Now that most countries have stated they are coming out of the recession, we’ll now have to see if the economy will truly improve from here or if it’s only a technical end due to one positive quarter.
There is quite a bit of research that suggests recessions happen in a “W” or “double dip” pattern. By that I mean, the bubble bursts and there is an initial correction in the market. The market then begins to improve as government, media and investors feel we have returned to normal. Unfortunately, this is accomplished through government policy that increases debt, often only to move future sales and growth up to the present. Another issue is the ease in which companies can temporarily improve their bottom line growth through reductions in salaries and other expenses. However, they cannot continue this trend without an actual increase in their sales growth.
So as government debt and corporate financial statements provide a sense of recovery, eventually the government will have to decide to increase taxes or let bond yields increase which therefore increases the cost of borrowing. Around the same time, companies will run out of options to increase earnings as their sales remain flat. All this then begins to unravel, leading to the second major drop in the market.

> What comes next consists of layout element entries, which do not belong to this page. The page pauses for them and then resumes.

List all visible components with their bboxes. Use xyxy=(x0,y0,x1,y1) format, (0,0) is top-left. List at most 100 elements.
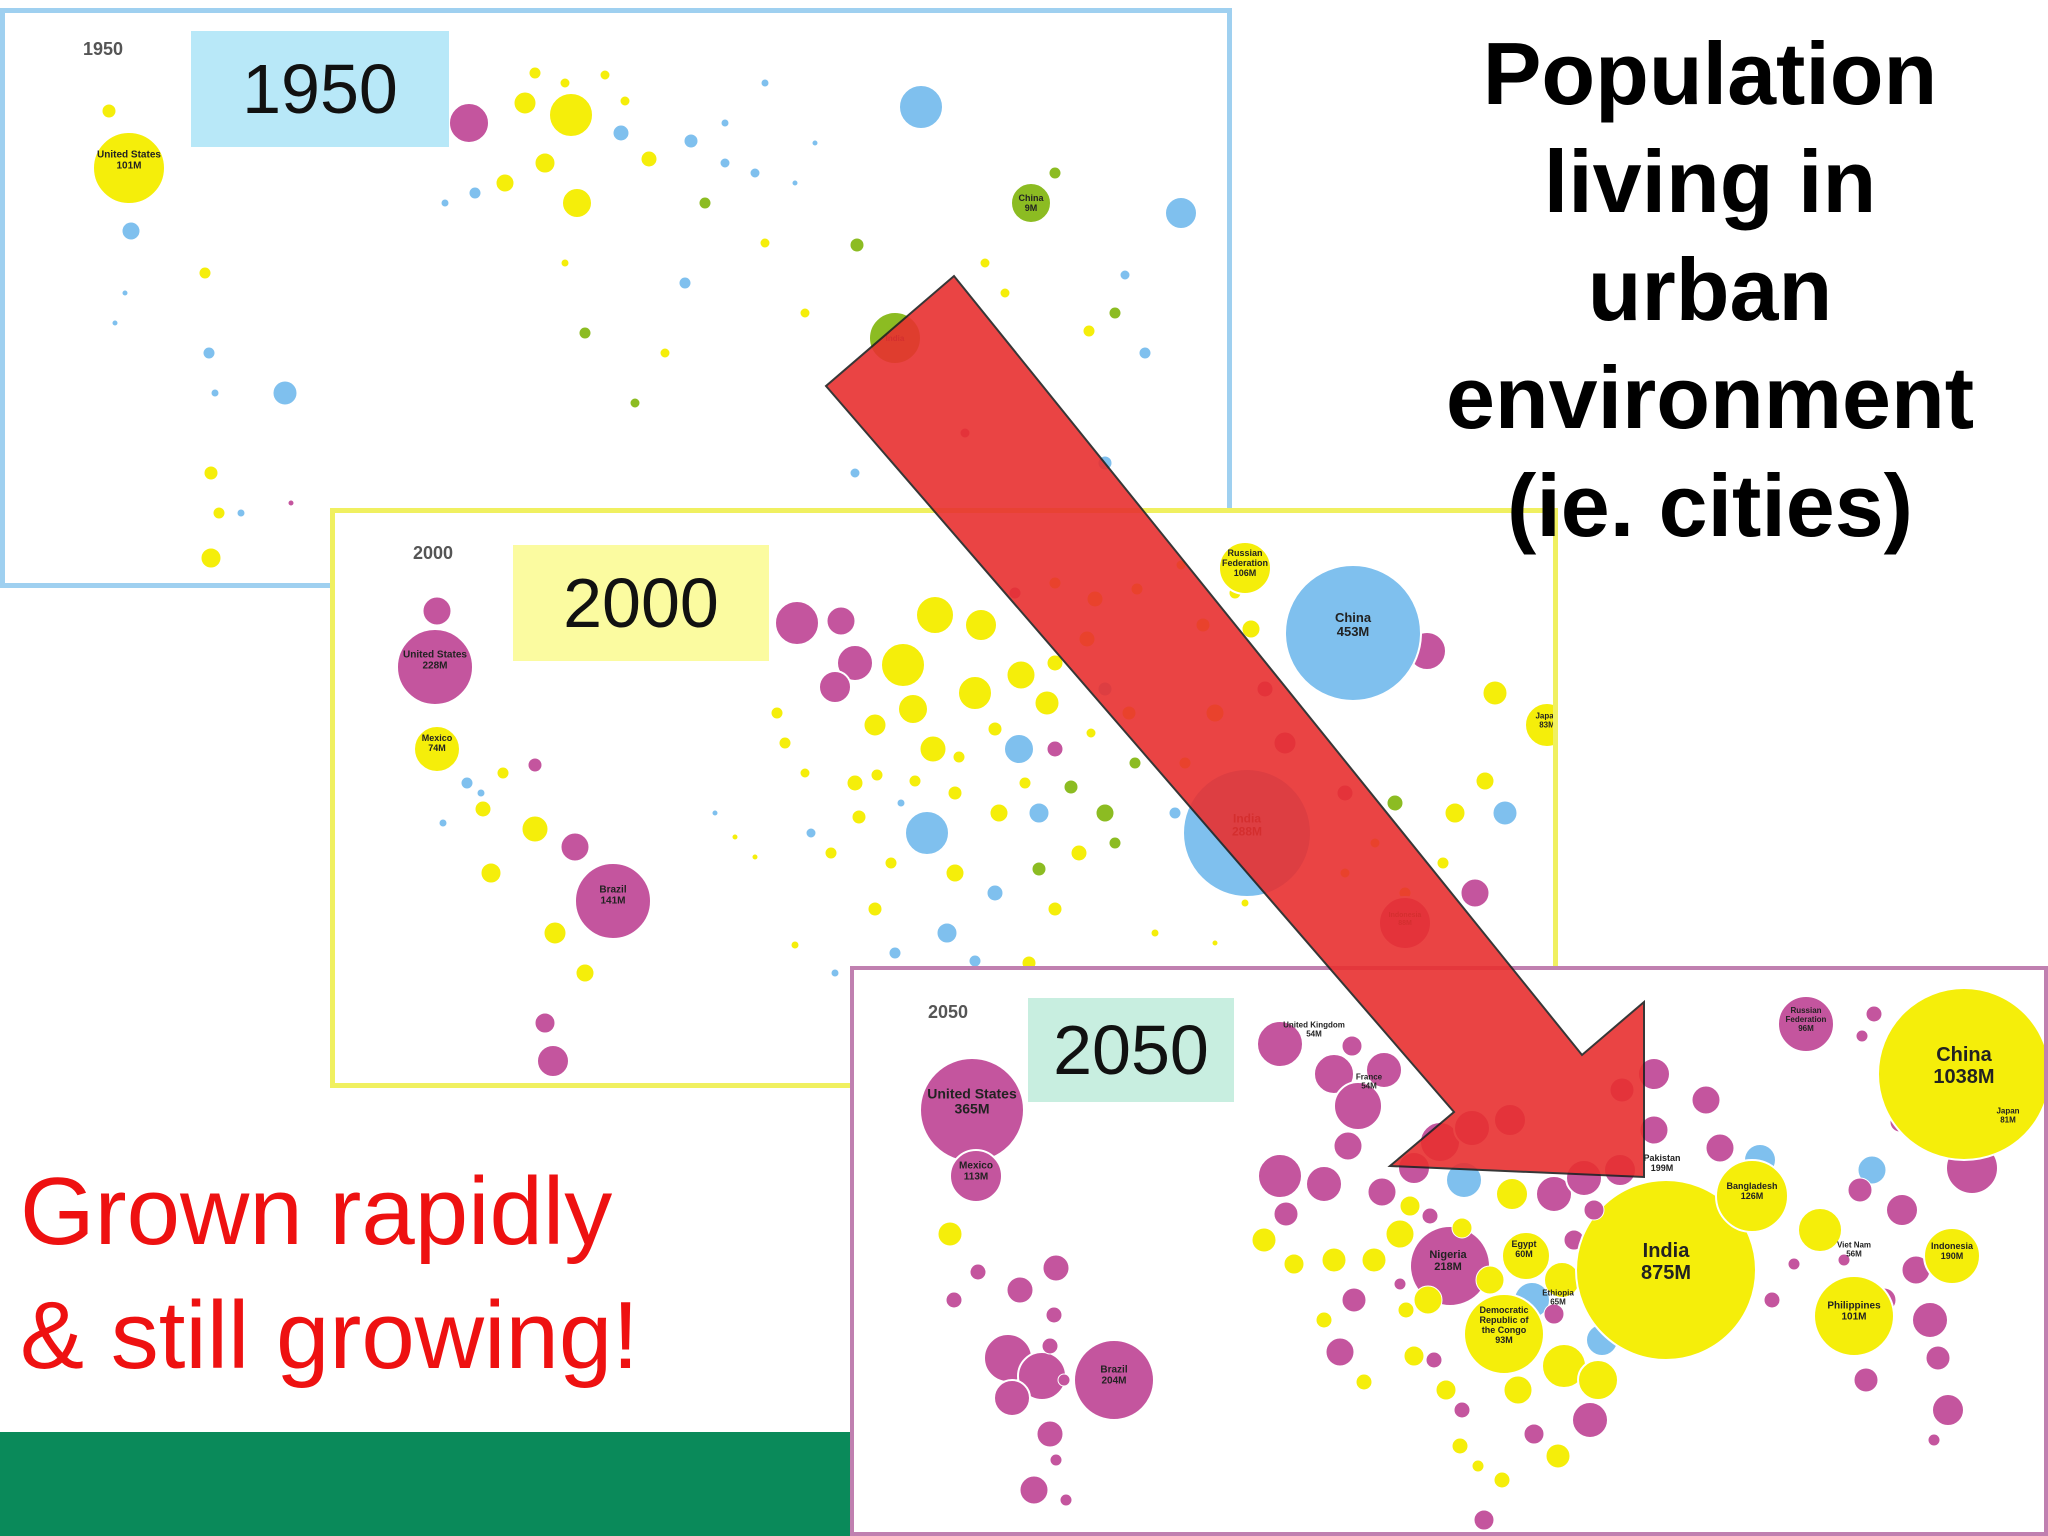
population-bubble xyxy=(599,69,611,81)
population-bubble xyxy=(896,798,906,808)
population-bubble xyxy=(1085,727,1097,739)
population-bubble xyxy=(1847,1177,1873,1203)
population-bubble xyxy=(468,186,482,200)
population-bubble xyxy=(527,757,543,773)
population-bubble xyxy=(396,628,474,706)
population-bubble xyxy=(1257,1153,1303,1199)
population-bubble xyxy=(474,800,492,818)
population-bubble xyxy=(560,258,570,268)
country-bubble-label: Indonesia 190M xyxy=(1931,1241,1974,1261)
population-bubble xyxy=(987,721,1003,737)
population-bubble xyxy=(1028,802,1050,824)
country-bubble-label: Brazil 141M xyxy=(599,885,626,907)
population-bubble xyxy=(111,319,119,327)
population-bubble xyxy=(198,266,212,280)
population-bubble xyxy=(480,862,502,884)
population-bubble xyxy=(560,832,590,862)
population-bubble xyxy=(1059,1493,1073,1507)
country-bubble-label: China 453M xyxy=(1335,610,1372,639)
population-bubble xyxy=(711,809,719,817)
population-bubble xyxy=(578,326,592,340)
country-bubble-label: Viet Nam 56M xyxy=(1837,1241,1871,1259)
population-bubble xyxy=(1078,630,1096,648)
population-bubble xyxy=(1421,1207,1439,1225)
population-bubble xyxy=(959,427,971,439)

This drop is historically a much deeper correction since most resources have been exhausted and investors become fearful as everyone tries to unload their portfolios at lower and lower prices.
Since the stock market can be unpredictable, it’s possible that this won’t be the case this time around. Most would agree that we could be flat for some time, if not at least a slight correction. Since we can’t predict the future, it’s always helpful to improve your personal finances as a form of recession proofing. Then, no matter which way the economy and stock markets head, you’ll be prepared.